Microcirculation in the footsole as a function of mechanical pressure.

OBJECTIVE: In this study an experimental set-up for measuring skin microvascular responses of the footsole to changes in externally applied pressure was analysed. DESIGN: A clinical study. Skin microvascular blood flow was measured in healthy volunteers, during and after external mechanical pressure of different magnitudes.
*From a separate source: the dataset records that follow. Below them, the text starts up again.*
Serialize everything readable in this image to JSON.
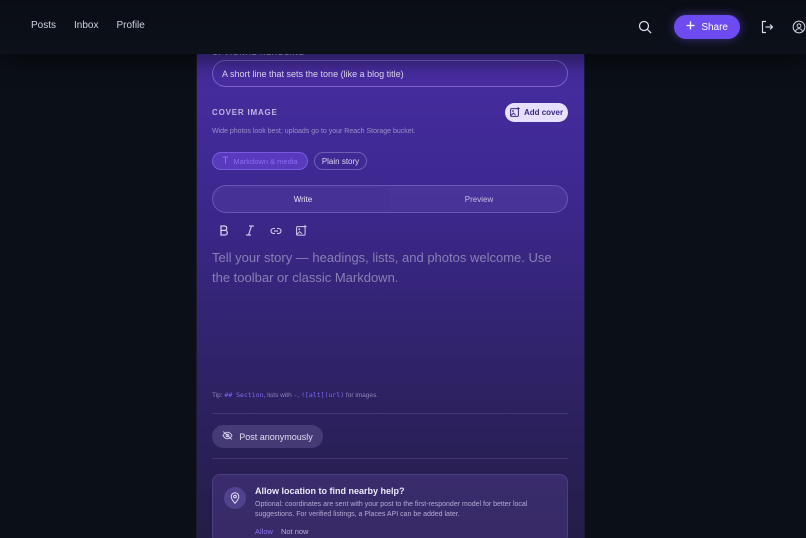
{
  "nav": {
    "links": [
      "Posts",
      "Inbox",
      "Profile"
    ],
    "share_label": "Share",
    "icons": [
      "search-icon",
      "plus-icon",
      "logout-icon",
      "user-circle-icon"
    ]
  },
  "form": {
    "headline_label": "OPTIONAL HEADLINE",
    "headline_placeholder": "A short line that sets the tone (like a blog title)",
    "cover_label": "COVER IMAGE",
    "add_cover_label": "Add cover",
    "cover_hint": "Wide photos look best; uploads go to your Reach Storage bucket.",
    "mode_markdown": "Markdown & media",
    "mode_plain": "Plain story",
    "tab_write": "Write",
    "tab_preview": "Preview",
    "toolbar_icons": [
      "bold-icon",
      "italic-icon",
      "link-icon",
      "image-icon"
    ],
    "editor_placeholder": "Tell your story — headings, lists, and photos welcome. Use the toolbar or classic Markdown.",
    "tip_prefix": "Tip: ",
    "tip_code1": "## Section",
    "tip_middle": ", lists with ",
    "tip_code2": "-",
    "tip_sep": ", ",
    "tip_code3": "![alt](url)",
    "tip_suffix": " for images.",
    "anon_label": "Post anonymously"
  },
  "location_card": {
    "title": "Allow location to find nearby help?",
    "description": "Optional: coordinates are sent with your post to the first-responder model for better local suggestions. For verified listings, a Places API can be added later.",
    "allow_label": "Allow",
    "not_now_label": "Not now"
  },
  "colors": {
    "accent": "#6d4bf0",
    "background": "#0b0f17",
    "panel": "#3d2890"
  }
}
BACKGROUND: During standing and walking the footsole is commonly exposed to high static and dynamic mechanical pressure, resulting in changes in the microcirculation of the footsole. In diabetic patients a disturbed interaction between externally applied pressure and skin microvascular response seems to be involved in the development of a foot ulcer. METHODS: Eleven volunteers participated in the study. Static loads were applied to the heel part of the footsole with the person in a supine position. Contact pressure and skin blood flux, based on the laser Doppler technique, were simultaneously monitored. The pressure used was varied in five discrete steps between 10 and 160 kPa and applied during a period of 5 min each. The microcirculation was measured during as well as after pressure loading. RESULTS: Pressures of 40 kPa and higher do stop the blood flow in the skin microcirculation. Releasing the applied pressure resulted in a hyperaemic response. This response appears to increase in amplitude at increasing pressures up to 800% of the baseline laser Doppler fluxmetry level. Beyond a pressure level of 80 kPa the hyperaemic response seems not to be influenced by the pressure level. The time needed to achieve the maximal laser Doppler fluxmetry level decreased when the pressure was raised from 10 to 80 kPa, but increased again when higher pressures were applied (P = 0.051). An intraindividual variation of 11-50% was observed for the parameters describing the blood flux before, during, and after pressure application. CONCLUSION: Simultaneously measuring changes in contact pressure and laser Doppler flux of the footsole is a useful method to study the interaction of external mechanical pressure and skin microvascular reactions. Pressures above 40 kPa stop skin microvascular blood flow. Releasing the applied pressure results in a hyperaemic response, which increases when the applied pressure increases from 40 to 80 kPa. Higher pressures do not influence the amplitude in skin microvascular response, but result in a longer delay to maximal hyperaemia.